CD138, immunohistochemical stain demonstrates plasmacytic differentiation.

Figure 4
figure 4

MUM1/IRF4 shows positivity in neoplastic cells.

Figure 5
figure 5

Breast biopsy shows involvement by plasmablastic lymphoma.

Discussion

Plasmablastic lymphoma is usually associated with HIV infection, where it accounts for 2.6% of all HIV related Non-Hodgkin’s lymphomas [5]. However it may be present in patients who are HIV negative but otherwise immunocompromised, such as patients who have undergone solid organ transplantation or bone marrow transplantation or those with autoimmune disease [2]. It was in 1997 when Delecluse and colleagues reported the first series of sixteen patients with diffuse large B cell lymphoma of oral cavity with unique immunohistochemical features [6]. Based on their morphologic and immunohistologic features these tumors were named plasmablastic lymphoma [6]. PBL is said to be derived from post germinal-center activated B cells, which are terminally differentiated, believed to be in evolution from immunoblast to plasma cell [7]. PBL reveal little to no expression of leukocyte common antigen (CD45) or the B-cell markers CD20 and CD79a. However, there is almost unanimous expression of plasma cell markers VS38c, CD38, multiple myeloma oncogene-1 (MUM1/IRF4), and CD138 (syndecan-1) [8].

Plasmablastic lymphoma has a very aggressive clinical course with a median overall survival of about fifteen months [8]. There are no clear guidelines for its treatment.

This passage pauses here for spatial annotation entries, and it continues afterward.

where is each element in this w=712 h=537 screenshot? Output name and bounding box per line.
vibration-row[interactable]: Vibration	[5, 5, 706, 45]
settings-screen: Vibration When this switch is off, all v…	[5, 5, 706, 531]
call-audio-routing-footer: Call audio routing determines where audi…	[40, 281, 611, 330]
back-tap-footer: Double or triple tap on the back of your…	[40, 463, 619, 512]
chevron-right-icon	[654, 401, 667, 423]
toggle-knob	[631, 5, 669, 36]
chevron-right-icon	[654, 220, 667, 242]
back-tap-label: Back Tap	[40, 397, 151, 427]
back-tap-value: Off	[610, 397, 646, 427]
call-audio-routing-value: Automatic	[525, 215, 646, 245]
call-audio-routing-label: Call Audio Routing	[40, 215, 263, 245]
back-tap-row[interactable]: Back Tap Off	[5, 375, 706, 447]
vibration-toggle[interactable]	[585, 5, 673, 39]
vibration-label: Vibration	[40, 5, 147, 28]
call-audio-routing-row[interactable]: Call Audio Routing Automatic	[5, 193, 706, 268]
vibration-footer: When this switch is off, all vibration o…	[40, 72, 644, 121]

Therapies more intensive than CHOP (cyclophosphamide, doxorubicin, vincristine, and prednisone) are not associated with a prolonged survival [9]. There are several features associated with better survival, which include the clinical stage, use of antiretroviral therapy (in HIV patients) and achievement of complete response to chemotherapy [9]. Autologous stem cell transplantation has been tried in such patients however the follow up data has been too short to conclude it being effective [10]. Bortezomib, a proteasome inhibitor may be a new therapeutic option for plasmablastic lymphoma, which has resulted in dramatic responses, however, the response has not been sustained [11].

Conclusion

In conclusion we report a case of plasmablastic lymphoma of the breast which initially presented with a hard palate lesion. Our case was unique in presentation that there was no evidence of disease after excisional biopsy of hard palate and at recurrence breast was the only site. Later however she also developed bilateral lung nodules and pleural effusion. To our knowledge this is the second reported case of PBL involving the breast [4] and the first case report of how PBL of the breast was treated.

Consent

Written informed consent was obtained from the patient for publication of this case report and any accompanying images. A copy of the written consent is available for review by the Editor-in-Chief of this journal.